Schmitz spent six years at ESPN breaking down prospect film, then joined the Pelicans' front office in 2020. He left New Orleans last month when Ujiri's hiring became inevitable. The Mavericks needed someone who could speak Ujiri's language—data-forward, international-friendly, comfortable explaining why a 6'9" Senegalese wing with a 38% three-point rate in the French second division is worth a two-way slot. Schmitz built that reputation at ESPN, where his draft breakdowns drew 1.2 million YouTube views annually and became required viewing for rival scouts.
The hire matters because Dallas has $18 million in luxury-tax exposure next season and no first-round pick until 2027 unless it conveys from a prior trade. That means Schmitz's job is finding second-round value and undrafted free agents who can play rotation minutes on rookie contracts. The Mavericks ranked 23rd in the league in draft capital efficiency over the past five years, per front-office analytics tracked by Sportico. Ujiri's Toronto teams ranked 4th in the same period, turning late picks into Pascal Siakam and OG Anunoby. The Mavericks are betting Schmitz can replicate that process in a market where Luka Dončić's $215 million supermax leaves little financial margin for error.

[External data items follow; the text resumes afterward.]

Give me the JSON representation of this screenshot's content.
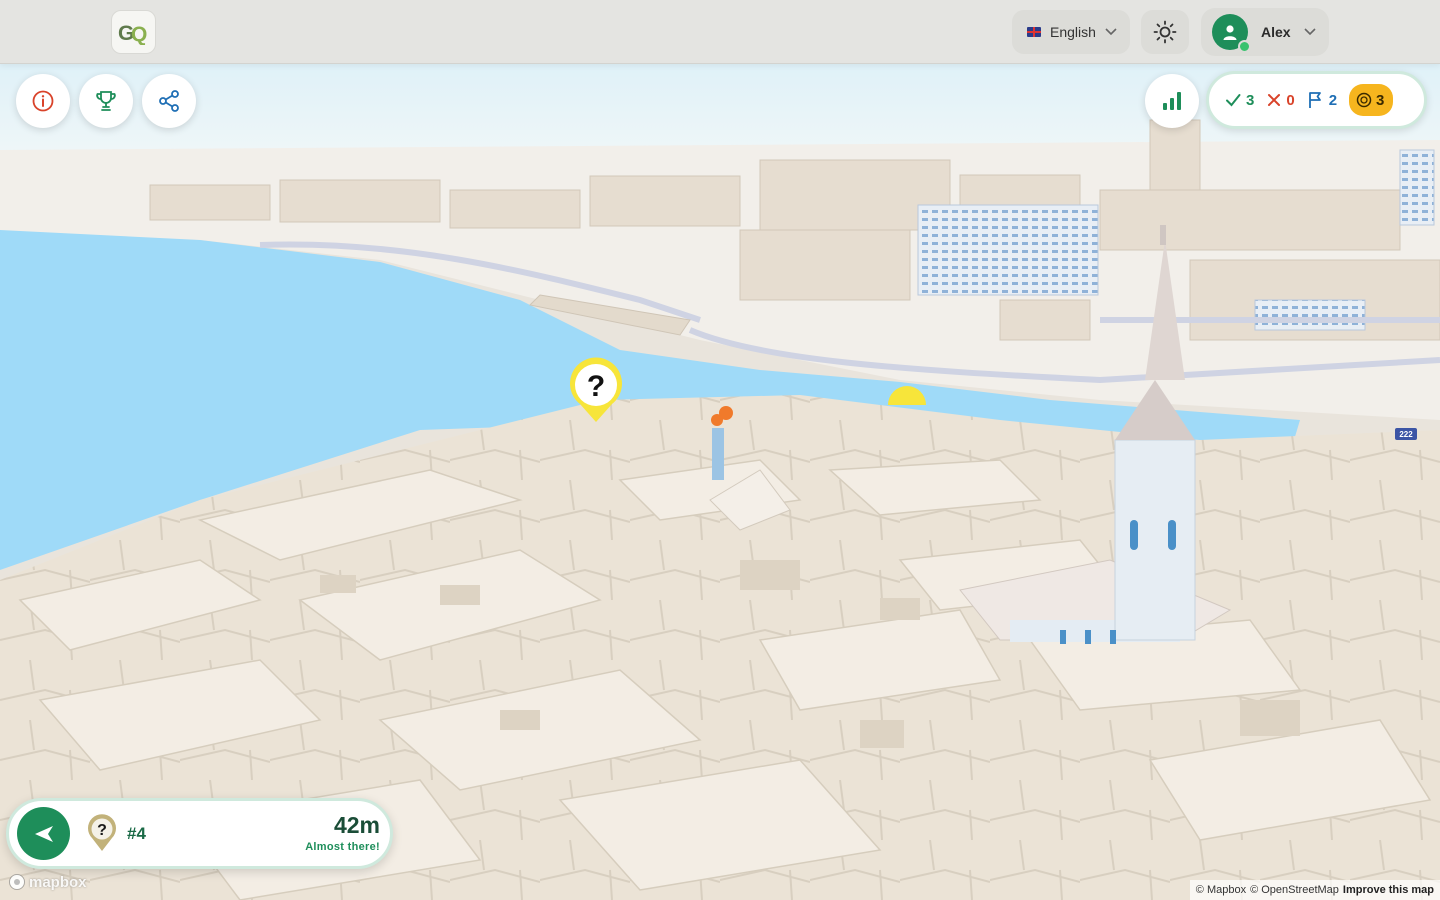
{
  "header": {
    "language": {
      "label": "English",
      "flag": "uk-flag"
    },
    "user": {
      "name": "Alex",
      "status": "online"
    }
  },
  "toolbar": {
    "buttons": [
      {
        "icon": "info-icon"
      },
      {
        "icon": "trophy-icon"
      },
      {
        "icon": "share-icon"
      }
    ],
    "stats_icon": "bar-chart-icon"
  },
  "score": {
    "correct": "3",
    "wrong": "0",
    "flags": "2",
    "coins": "3"
  },
  "map": {
    "marker_question": "?",
    "road_shield": "222",
    "water_color": "#9fdaf8",
    "building_color": "#ece4d8",
    "marker_color": "#f7e53a"
  },
  "navigation": {
    "target_number": "#4",
    "target_icon": "?",
    "distance": "42m",
    "message": "Almost there!"
  },
  "attribution": {
    "logo": "mapbox",
    "mapbox": "© Mapbox",
    "osm": "© OpenStreetMap",
    "improve": "Improve this map"
  },
  "colors": {
    "brand_green": "#1e8e5a",
    "correct": "#1e8e5a",
    "wrong": "#d9432a",
    "flag": "#1f6fb5",
    "coin": "#f6b51e"
  }
}
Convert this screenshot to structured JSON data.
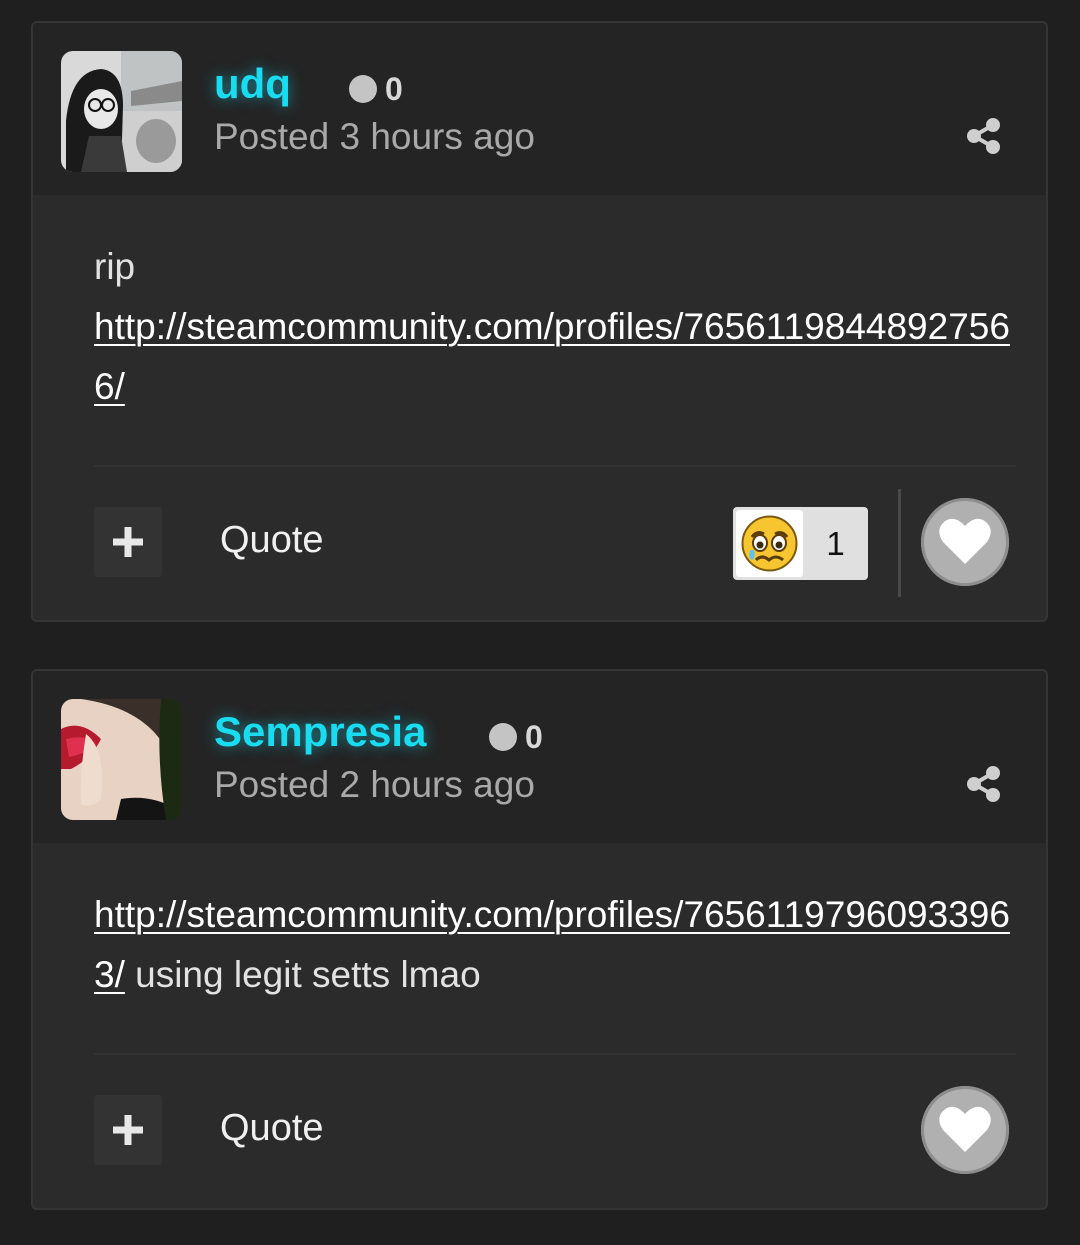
{
  "posts": [
    {
      "author": "udq",
      "reputation": "0",
      "posted": "Posted 3 hours ago",
      "body_text": "rip",
      "body_link": "http://steamcommunity.com/profiles/76561198448927566/",
      "body_suffix": "",
      "quote_label": "Quote",
      "reaction": {
        "emoji": "crying-face-emoji",
        "count": "1"
      },
      "author_color": "#19dcf0"
    },
    {
      "author": "Sempresia",
      "reputation": "0",
      "posted": "Posted 2 hours ago",
      "body_text": "",
      "body_link": "http://steamcommunity.com/profiles/76561197960933963/",
      "body_suffix": " using legit setts lmao",
      "quote_label": "Quote",
      "author_color": "#19dcf0"
    }
  ]
}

Schmitz also inherits a scouting department that lost three senior evaluators this spring when the Mavericks declined to renew contracts during their front-office transition. Two joined Oklahoma City. One went to Brooklyn. The rebuild starts with June's draft, where Dallas holds the 47th pick and is expected to buy a second selection in the low 50s from a rebuilding team. Schmitz's Pelicans tenure produced Herb Jones at pick 35 in 2021 and Trey Murphy at 17—both now rotation regulars on New Orleans' playoff roster. Dallas is betting he can find similar value operating under tighter financial constraints.
The "organizational collaboration" language in the team's release signals something specific: Dallas wants Schmitz coordinating with its analytics group, which reports separately to Ujiri. The Mavericks hired a head of basketball strategy from Second Spectrum in March, someone who can feed Schmitz tracking data on how European prospects defend pick-and-roll coverage or close out to the arc. That infrastructure didn't exist under the prior regime, which relied on traditional scouting reports and film. The integration matters because Dallas needs to know which $2 million free agent can survive defending Nikola Jokić in a playoff series before it commits roster space.
Watch for Schmitz's first draft in June, when Dallas is expected to target European wings and backup ball-handlers. The Mavericks have worked out 14 international prospects since late April, per league sources, including two French guards and a Croatian forward currently playing in the Adriatic League. Schmitz will also lead Dallas's summer-league roster construction in July, where the team typically auditions 8-10 undrafted free agents for two-way contracts. His Pelicans summer-league teams went 11-1 combined over two years, producing three current NBA rotation players.
The Mavericks' payroll is locked in through 2026. Their draft capital is mortgaged. Their championship window depends on finding rotation pieces for less than market rate.